Open Neural Network Frontend : an ONNX frontend for MLIR.

CircleCI

Installation

Firstly, install MLIR (as a part of LLVM-Project):

git clone https://github.com/llvm/llvm-project.git
mkdir llvm-project/build
cd llvm-project/build
cmake -G Ninja ../llvm \
   -DLLVM_ENABLE_PROJECTS=mlir \
   -DLLVM_BUILD_EXAMPLES=ON \
   -DLLVM_TARGETS_TO_BUILD="host" \
   -DCMAKE_BUILD_TYPE=Release \
   -DLLVM_ENABLE_ASSERTIONS=ON \
   -DLLVM_ENABLE_RTTI=ON

cmake --build . --target
cmake --build . --target check-mlir

Two environment variables need to be set:

  • LLVM_PROJ_SRC should point to the llvm-project src directory (e.g., llvm-project/).
  • LLVM_PROJ_BUILD should point to the llvm-project build directory (e.g., llvm-project/build).
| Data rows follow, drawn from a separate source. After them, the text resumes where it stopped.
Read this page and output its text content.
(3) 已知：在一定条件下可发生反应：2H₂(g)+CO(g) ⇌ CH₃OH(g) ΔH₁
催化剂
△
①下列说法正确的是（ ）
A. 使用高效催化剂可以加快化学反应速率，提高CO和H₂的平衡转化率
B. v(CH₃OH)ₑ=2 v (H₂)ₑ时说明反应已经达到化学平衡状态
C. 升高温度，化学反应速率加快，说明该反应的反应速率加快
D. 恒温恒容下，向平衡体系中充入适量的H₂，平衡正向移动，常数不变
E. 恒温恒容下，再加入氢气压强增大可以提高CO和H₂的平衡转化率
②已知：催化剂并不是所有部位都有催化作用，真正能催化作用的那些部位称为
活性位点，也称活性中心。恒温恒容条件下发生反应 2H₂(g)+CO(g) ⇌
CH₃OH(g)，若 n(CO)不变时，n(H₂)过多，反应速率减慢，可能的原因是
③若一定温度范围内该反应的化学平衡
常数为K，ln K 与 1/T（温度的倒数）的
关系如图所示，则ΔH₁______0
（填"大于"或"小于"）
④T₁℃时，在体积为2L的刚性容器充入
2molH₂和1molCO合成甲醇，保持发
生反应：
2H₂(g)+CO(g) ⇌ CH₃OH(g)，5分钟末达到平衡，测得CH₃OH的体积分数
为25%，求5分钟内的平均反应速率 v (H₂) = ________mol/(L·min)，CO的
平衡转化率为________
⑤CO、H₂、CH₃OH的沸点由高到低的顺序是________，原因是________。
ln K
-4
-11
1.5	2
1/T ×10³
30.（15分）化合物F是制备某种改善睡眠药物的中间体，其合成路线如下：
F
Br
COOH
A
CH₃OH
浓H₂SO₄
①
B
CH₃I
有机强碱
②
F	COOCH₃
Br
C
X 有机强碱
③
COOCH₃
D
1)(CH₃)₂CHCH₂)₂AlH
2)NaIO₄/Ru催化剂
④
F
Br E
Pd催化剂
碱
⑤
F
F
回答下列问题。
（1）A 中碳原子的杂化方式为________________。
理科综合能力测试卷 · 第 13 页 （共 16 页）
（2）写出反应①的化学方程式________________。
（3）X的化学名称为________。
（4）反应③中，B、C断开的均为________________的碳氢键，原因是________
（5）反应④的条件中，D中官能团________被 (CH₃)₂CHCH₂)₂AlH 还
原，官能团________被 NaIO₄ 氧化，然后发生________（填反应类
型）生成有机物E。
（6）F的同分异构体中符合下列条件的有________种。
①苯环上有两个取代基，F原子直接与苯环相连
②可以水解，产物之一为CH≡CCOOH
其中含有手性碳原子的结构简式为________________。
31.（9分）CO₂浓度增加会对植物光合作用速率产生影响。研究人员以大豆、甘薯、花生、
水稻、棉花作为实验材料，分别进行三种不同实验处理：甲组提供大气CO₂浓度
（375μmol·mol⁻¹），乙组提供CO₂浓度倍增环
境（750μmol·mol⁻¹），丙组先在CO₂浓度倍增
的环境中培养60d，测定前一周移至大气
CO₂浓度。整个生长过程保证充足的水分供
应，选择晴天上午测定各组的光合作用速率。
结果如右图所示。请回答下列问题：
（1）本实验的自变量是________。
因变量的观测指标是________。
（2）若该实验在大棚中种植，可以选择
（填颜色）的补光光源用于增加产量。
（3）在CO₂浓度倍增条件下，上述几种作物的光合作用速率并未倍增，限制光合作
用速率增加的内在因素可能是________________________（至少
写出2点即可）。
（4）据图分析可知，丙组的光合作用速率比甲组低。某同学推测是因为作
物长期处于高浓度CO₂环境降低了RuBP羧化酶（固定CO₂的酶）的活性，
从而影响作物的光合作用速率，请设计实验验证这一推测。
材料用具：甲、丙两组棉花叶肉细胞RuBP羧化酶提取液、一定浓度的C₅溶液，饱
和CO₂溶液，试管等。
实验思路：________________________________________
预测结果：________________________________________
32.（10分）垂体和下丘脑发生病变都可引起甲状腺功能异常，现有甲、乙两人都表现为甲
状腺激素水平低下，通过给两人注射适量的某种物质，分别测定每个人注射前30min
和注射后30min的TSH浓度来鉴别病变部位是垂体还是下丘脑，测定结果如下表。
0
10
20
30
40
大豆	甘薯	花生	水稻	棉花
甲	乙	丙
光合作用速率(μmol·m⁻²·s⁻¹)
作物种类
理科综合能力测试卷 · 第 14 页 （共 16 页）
To build ONNF, use the following command:

git clone --recursive git@github.com:clang-ykt/ONNF.git

# Export environment variables pointing to LLVM-Projects.
export LLVM_PROJ_SRC=$(pwd)/llvm-project/
export LLVM_PROJ_BUILD=$(pwd)/llvm-project/build

mkdir ONNF/build && cd ONNF/build
cmake ..
cmake --build . --target onnf

# Run FileCheck tests:
export LIT_OPTS=-v
cmake --build . --target check-mlir-lit

After the above commands succeed, an onnf executable should appear in the bin directory.

Using ONNF

The usage of onnf is as such:

OVERVIEW: ONNF MLIR modular optimizer driver

USAGE: onnf [options] <input file>

OPTIONS:

Generic Options:

  --help        - Display available options (--help-hidden for more)
  --help-list   - Display list of available options (--help-list-hidden for more)
  --version     - Display the version of this program

ONNF Options:
These are frontend options.

  Choose target to emit:
      --EmitONNXIR - Ingest ONNX and emit corresponding ONNX dialect.
      --EmitMLIR   - Lower model to MLIR built-in transformation dialect.
      --EmitLLVMIR - Lower model to LLVM IR (LLVM dialect).
      --EmitLLVMBC - Lower model to LLVM IR and emit (to file) LLVM bitcode for model.

Example

For example, to lower an ONNX model (e.g., add.onnx) to ONNX dialect, use the following command:

./onnf --EmitONNXIR add.onnx

The output should look like:

module {
  func @main_graph(%arg0: tensor<10x10x10xf32>, %arg1: tensor<10x10x10xf32>) -> tensor<10x10x10xf32> {
    %0 = "onnx.Add"(%arg0, %arg1) : (tensor<10x10x10xf32>, tensor<10x10x10xf32>) -> tensor<10x10x10xf32>
    return %0 : tensor<10x10x10xf32>
  }
}